È un decreto che ha dentro disposizioni di legge tanto diverse tra loro che l’opposizione prova, invano, a fermarlo con un’eccezione di costituzionalità motivata con l’eterogeneità del contenuto. Ma alla fine la norma che porta qualche guaio alla maggioranza non è quella sui rave, la più discussa, o quella sul rinvio della riforma del processo penale o quella sull’ergastolo ostativo, ma quella che ha consentito il rientro in corsia, ai primi di novembre, dei medici e degli altri operatori della sanità non vaccinati. Licia Ronzulli, la mancata ministra di Forza Italia del governo Meloni, annuncia direttamente in aula (in commissione non c’era stata traccia di questi distinguo) che lei non voterà l’articolo in questione (il 7) né parteciperà al voto sull’intero provvedimento. «I medici che non si sono vaccinati hanno mancato a un codice etico e morale che la professione impone», spiega la senatrice che ha sempre presidiato il fianco pro vaccini di Fi. Spiega che la sua è una decisione «a titolo personale». Ma del partito di Berlusconi è la capogruppo.

Oggi pomeriggio, nel voto finale del senato sulla conversione del decreto, si conteranno le astensioni e defezioni di Forza Italia, sicuramente Ronzulli non resterà sola. Non è casuale che questa ulteriore presa di distanza dal resto del centrodestra sia arrivata all’indomani della cena di Natale ad Arcore, dove Berlusconi ha giurato di non voler arretrare «di un millimetro» dalle sue posizioni, confortato dai suoi fedelissimi tra i quali Ronzulli. Del resto in questo che è passato come «decreto Rave» le misure che strizzano l’occhio ai no vax sono più di una, a partire dal rinvio dell’esecutività delle multe per gli over 50 che, al 15 giugno scorso, non avevano adempiuto all’obbligo vaccinale: tutto rinviato al 30 giugno 2023. E con emendamenti in aula sono entrate altre due proposte di Fratelli d’Italia che consentono, festeggia il senatore Zaffini, presidente meloniano della commissione sanità, di «mantenere gli impegni assunti in campagna elettorale e finalmente ripristinare la libertà». In pratica non serviranno più tampone negativo o vaccino neanche per i visitatori delle Rsa e delle sale di attesa dei pronto soccorso. Pd e Azione cercano di esaltare la spaccatura nel centrodestra che, secondo la capogruppo dem Malpezzi, «è andato in pezzi». Al che Ronzulli replica assicurando che «la maggioranza è sana, non a pezzi per il voto di coscienza e coerenza di un singolo senatore».

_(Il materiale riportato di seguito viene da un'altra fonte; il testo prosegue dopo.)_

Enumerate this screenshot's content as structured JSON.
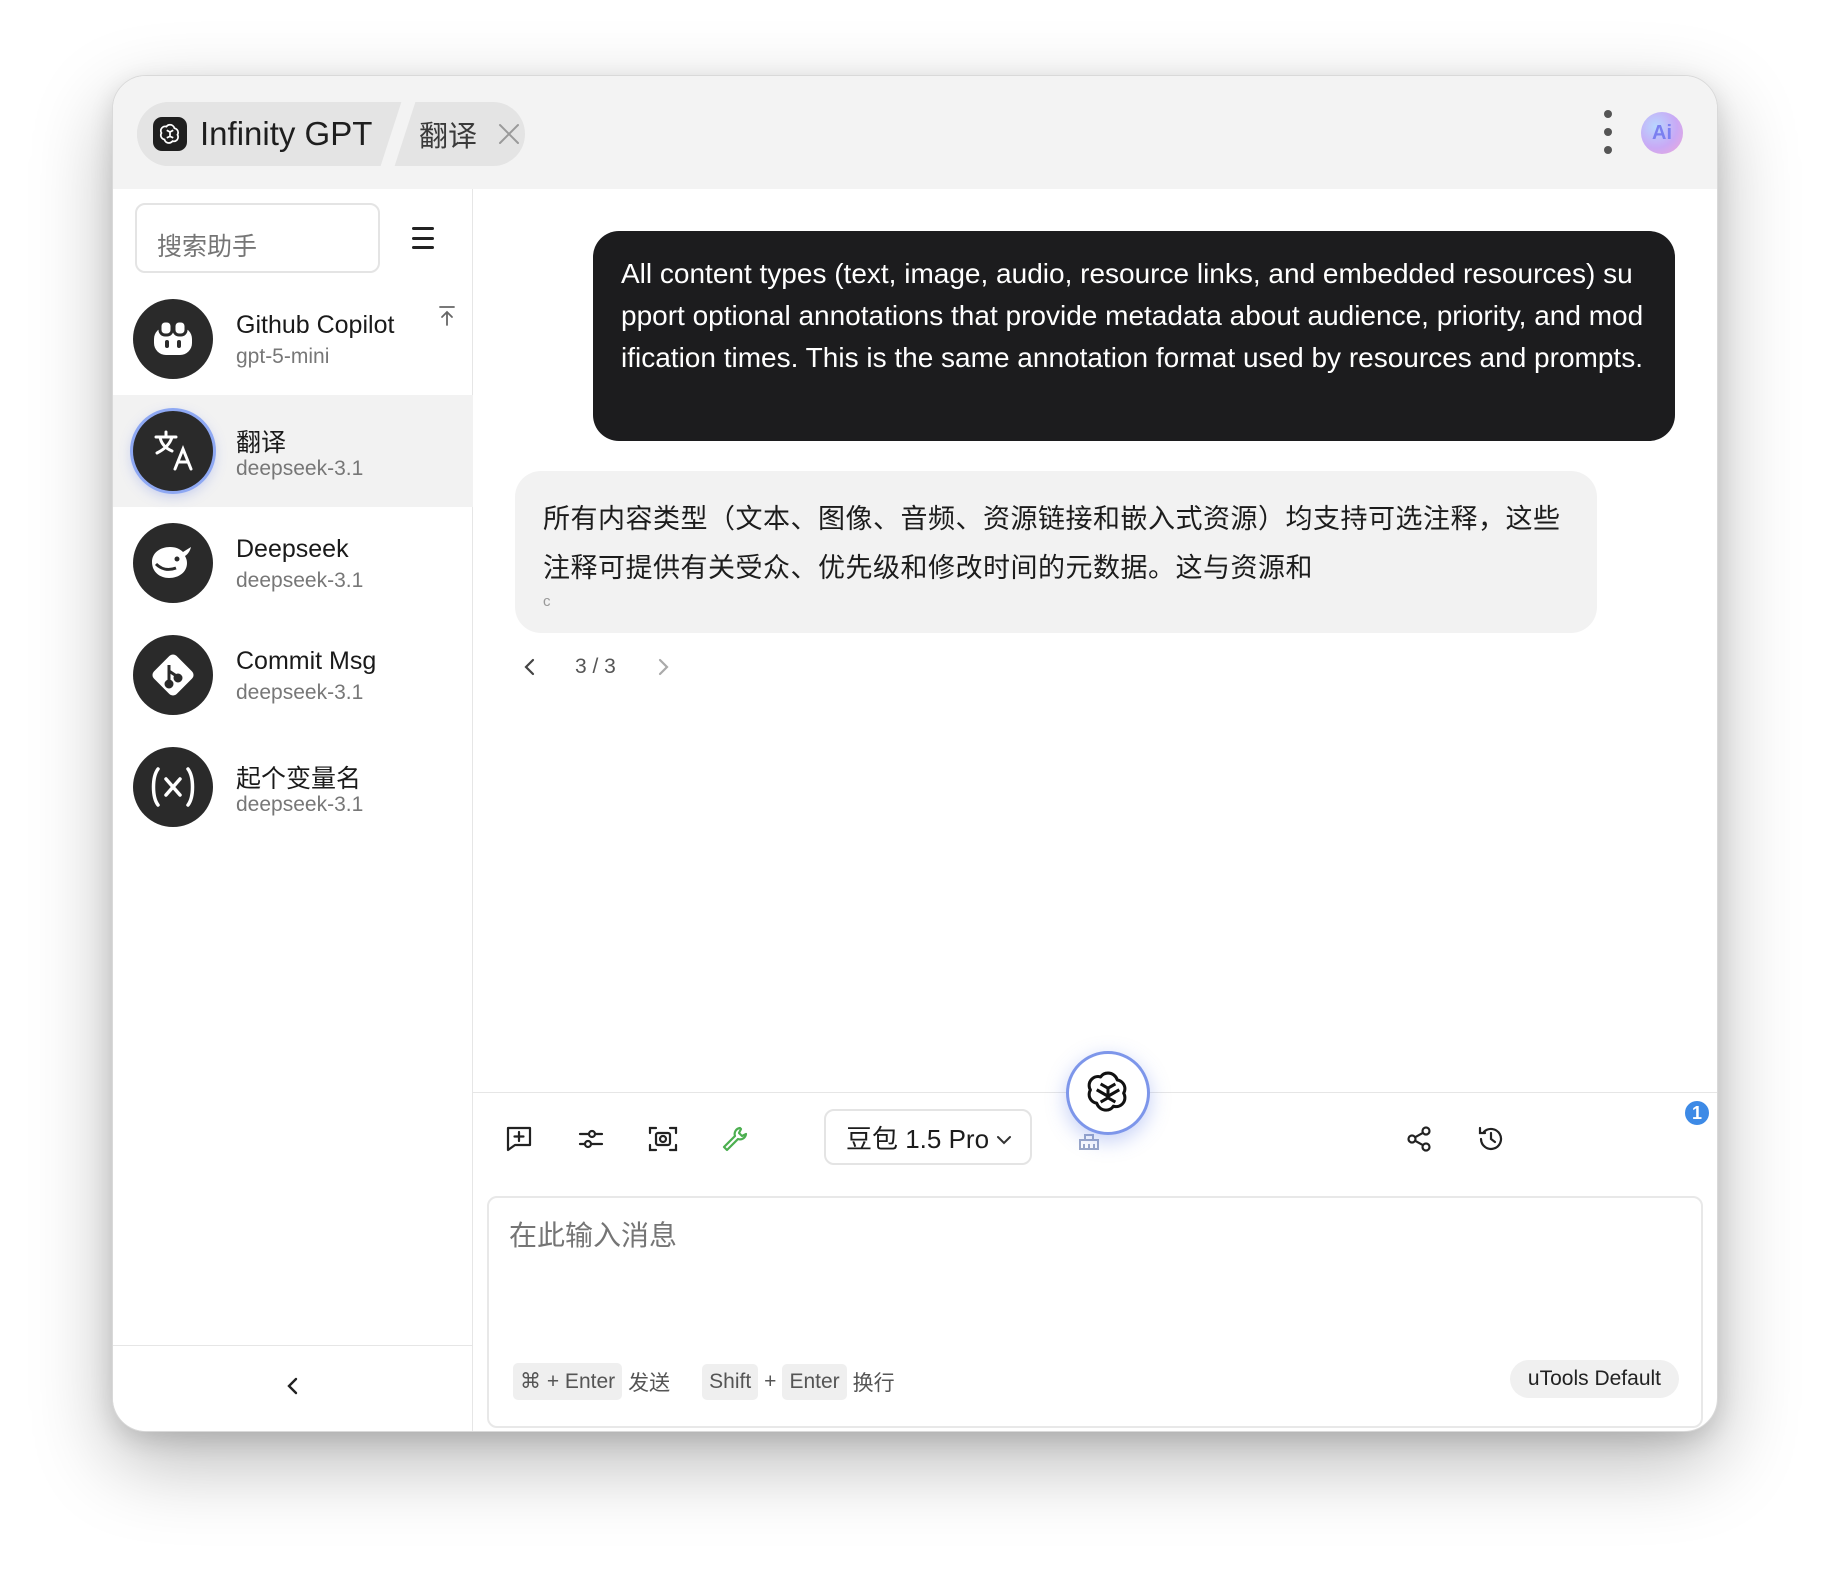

La coerenza di una singola (vedremo oggi quanto veramente singola) fa ombra al resto del dibattito sul decreto, peraltro congelato negli esiti: le uniche correzioni consentite dalla maggioranza sono state (a parte quella sul green pass) su questioni formali proposte dalla relatrice, senatrice Bongiorno. La correzione fatta in commissione della norma «anti Rave» per le opposizioni è migliorativa del testo del governo, ma ancora sbagliata. Adesso, per evitare che il divieto si estenda ad altro genere di manifestazioni e raduni, il nuovo testo sanziona pesantemente (con multe fino a 100mila euro, la reclusione fino a 6 anni e la confisca dei mezzi) i raduni musicali «o con altro scopo di intrattenimento» che mettono in pericolo «la salute o l’incolumità pubblica a causa della inosservanza delle norme in materia di sostanze stupefacenti ovvero in materia di sicurezza o di igiene degli spettacoli», fattispecie dunque ancora assai vaga. Resta intatta, vista la pesantezza della pena massima, la possibilità di intercettare i sospetti. «Il ministro della giustizia – interviene sul punto il senatore Bazoli del Pd – ha detto che il grande problema nel nostro paese è l’uso smisurato delle intercettazioni. Ma la prima legge del governo è una nuova norma penale che le consente. E Nordio che dice? Si augura che siano poco utilizzate. Hai capito!». Eppure il Pd, esattamente come i 5 Stelle, attacca la maggioranza per la decisione – presa in commissione – di riportare la competenza sui permessi premio e il lavoro esterno dei detenuta per mafia al giudice monocratico di sorveglianza. Che così, sostengono dem e grillini, sarebbe esposto alle minacce dei boss. Ma le decisioni sui permessi , che possono essere anche frequenti, sono assai meglio valutabili dal giudice di prossimità. Che lascia, peraltro, la possibilità al detenuto di un ricorso in più (al tribunale e non solo per Cassazione) nel caso di risposta negativa. Una correzione, in questo caso, positiva.